Rip the Heavens - The strange gift of our doubts and questions

If you had asked me 10 years ago if my faith in Christ was on solid ground, I would likely have said “yes” - I was active in my church, leader of a community group, active in serving the needy, involved in regular fellowship with a wide network of believers, and a generous giver of time and treasure. Things looked pretty good on the outside, and from my perspective it all made perfect sense - I was doing my part in serving God, and he was smoothing out the bumpy path called life and sparing me the issues and trials so many others seemed to have. Apart from wondering why God had saved me and not my friends, I thought I had life sorted out and really had few questions when it came to Jesus or my faith.

Two seemingly trivial events - slipping on a log with my left leg extended while backpacking in April of 2009, and stepping barefoot on a sharp pebble while carrying a heavy box in July of 2009 - turned my world upside down and ushered in a very unwelcome and extremely unwanted guest - chronic pain. In the past training, physical therapy, and perseverance had always overcome my injuries, but not this time. As 2009 moved into 2010 and then 2011, my fear and anxiety levels began to rise as the various treatments, therapies, and medications had no effect on the searing, burning pain that started in my feet, then ran up my legs and into my back.
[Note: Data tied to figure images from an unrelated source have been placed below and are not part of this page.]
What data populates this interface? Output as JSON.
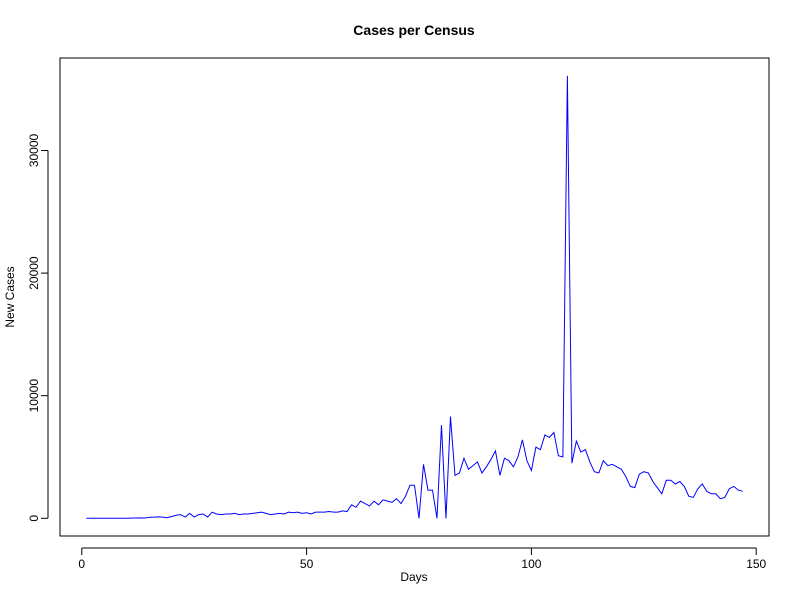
{
  "chart_data": {
    "type": "line",
    "title": "Cases per Census",
    "x_label": "Days",
    "y_label": "New Cases",
    "x": [
      1,
      2,
      3,
      4,
      5,
      6,
      7,
      8,
      9,
      10,
      11,
      12,
      13,
      14,
      15,
      16,
      17,
      18,
      19,
      20,
      21,
      22,
      23,
      24,
      25,
      26,
      27,
      28,
      29,
      30,
      31,
      32,
      33,
      34,
      35,
      36,
      37,
      38,
      39,
      40,
      41,
      42,
      43,
      44,
      45,
      46,
      47,
      48,
      49,
      50,
      51,
      52,
      53,
      54,
      55,
      56,
      57,
      58,
      59,
      60,
      61,
      62,
      63,
      64,
      65,
      66,
      67,
      68,
      69,
      70,
      71,
      72,
      73,
      74,
      75,
      76,
      77,
      78,
      79,
      80,
      81,
      82,
      83,
      84,
      85,
      86,
      87,
      88,
      89,
      90,
      91,
      92,
      93,
      94,
      95,
      96,
      97,
      98,
      99,
      100,
      101,
      102,
      103,
      104,
      105,
      106,
      107,
      108,
      109,
      110,
      111,
      112,
      113,
      114,
      115,
      116,
      117,
      118,
      119,
      120,
      121,
      122,
      123,
      124,
      125,
      126,
      127,
      128,
      129,
      130,
      131,
      132,
      133,
      134,
      135,
      136,
      137,
      138,
      139,
      140,
      141,
      142,
      143,
      144,
      145,
      146,
      147
    ],
    "series": [
      {
        "name": "New Cases",
        "color": "#0000ff",
        "values": [
          0,
          0,
          0,
          0,
          0,
          0,
          0,
          0,
          0,
          0,
          10,
          20,
          30,
          20,
          80,
          100,
          120,
          100,
          50,
          150,
          250,
          300,
          100,
          400,
          100,
          300,
          350,
          100,
          500,
          350,
          300,
          350,
          350,
          400,
          300,
          350,
          350,
          400,
          450,
          500,
          400,
          300,
          350,
          400,
          350,
          500,
          450,
          500,
          400,
          450,
          350,
          500,
          500,
          500,
          550,
          500,
          500,
          600,
          550,
          1100,
          900,
          1400,
          1200,
          1000,
          1400,
          1100,
          1500,
          1400,
          1300,
          1600,
          1200,
          1800,
          2700,
          2700,
          0,
          4400,
          2300,
          2300,
          0,
          7600,
          0,
          8300,
          3500,
          3700,
          4900,
          4000,
          4300,
          4600,
          3700,
          4200,
          4800,
          5500,
          3500,
          4900,
          4700,
          4200,
          5000,
          6400,
          4700,
          3900,
          5800,
          5600,
          6800,
          6600,
          7000,
          5100,
          5000,
          36100,
          4500,
          6300,
          5400,
          5600,
          4600,
          3800,
          3700,
          4700,
          4300,
          4400,
          4200,
          4000,
          3400,
          2600,
          2500,
          3600,
          3800,
          3700,
          3000,
          2500,
          2000,
          3100,
          3100,
          2800,
          3000,
          2600,
          1800,
          1700,
          2400,
          2800,
          2200,
          2000,
          2000,
          1600,
          1700,
          2400,
          2600,
          2300,
          2200
        ]
      }
    ],
    "xlim": [
      -4.84,
      152.84
    ],
    "ylim": [
      -1444,
      37544
    ],
    "xticks": [
      0,
      50,
      100,
      150
    ],
    "yticks": [
      0,
      10000,
      20000,
      30000
    ]
  }
}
Back then I used e-mail to send out regular prayer request updates to a group of about 30-40 friends and family; between myself, my wife, family, church, community group, and e-mail prayer list, I quite literally had an army of prayer warriors interceding daily on my behalf, asking God for healing and restoration. When the healing didn’t come, the life that seemed to make so much sense completely fell apart. My confidence was replaced with doubts and questions - Had I done something wrong? Was God punishing me for some hidden sin in my life? Maybe a wrong attitude in my heart, or priorities that were wrong? Did he really still love me? If God did love me, why would he allow me to suffer like this? How could this much pain have any meaning or purpose?

Oh, that you would rend the heavens and come down. (Isaiah 64:1)

Can questions like this have any value? Thankfully the answer is “yes!” My devotional for today titled “Rip the Heavens” comes from Our Daily Bread; it isn’t the most descriptive title, given the subject matter - the author begins by sharing a conversation with a friend who’d abandoned their faith, in the process asking a familiar question, “How can I believe in a God who doesn’t ever seem to do anything?” (That was exactly my question for many years as I sat at home, unemployed, in pain, with seemingly little purpose, direction, or hope)

What do we do with questions like that, and do times of struggle and wrestling with God have any spiritual value? Absolutely - the writer in Our Daily Bread says this, “Our doubts and troubles offer a strange gift: they reveal how lost we are and how much we need God to move toward us.”

Then, it gets even better - we don’t just see how much we need God; we also see how much he did for us. The writer states, “We see now the remarkable, improbable story. In Jesus, God did rip the heavens and come to us. Christ surrendered His own ripped and broken body so that He could overwhelm us with His love. In Jesus, God is very near.”

Don’t be afraid or ashamed of your doubts and questions; let them be a tool to point you to Jesus!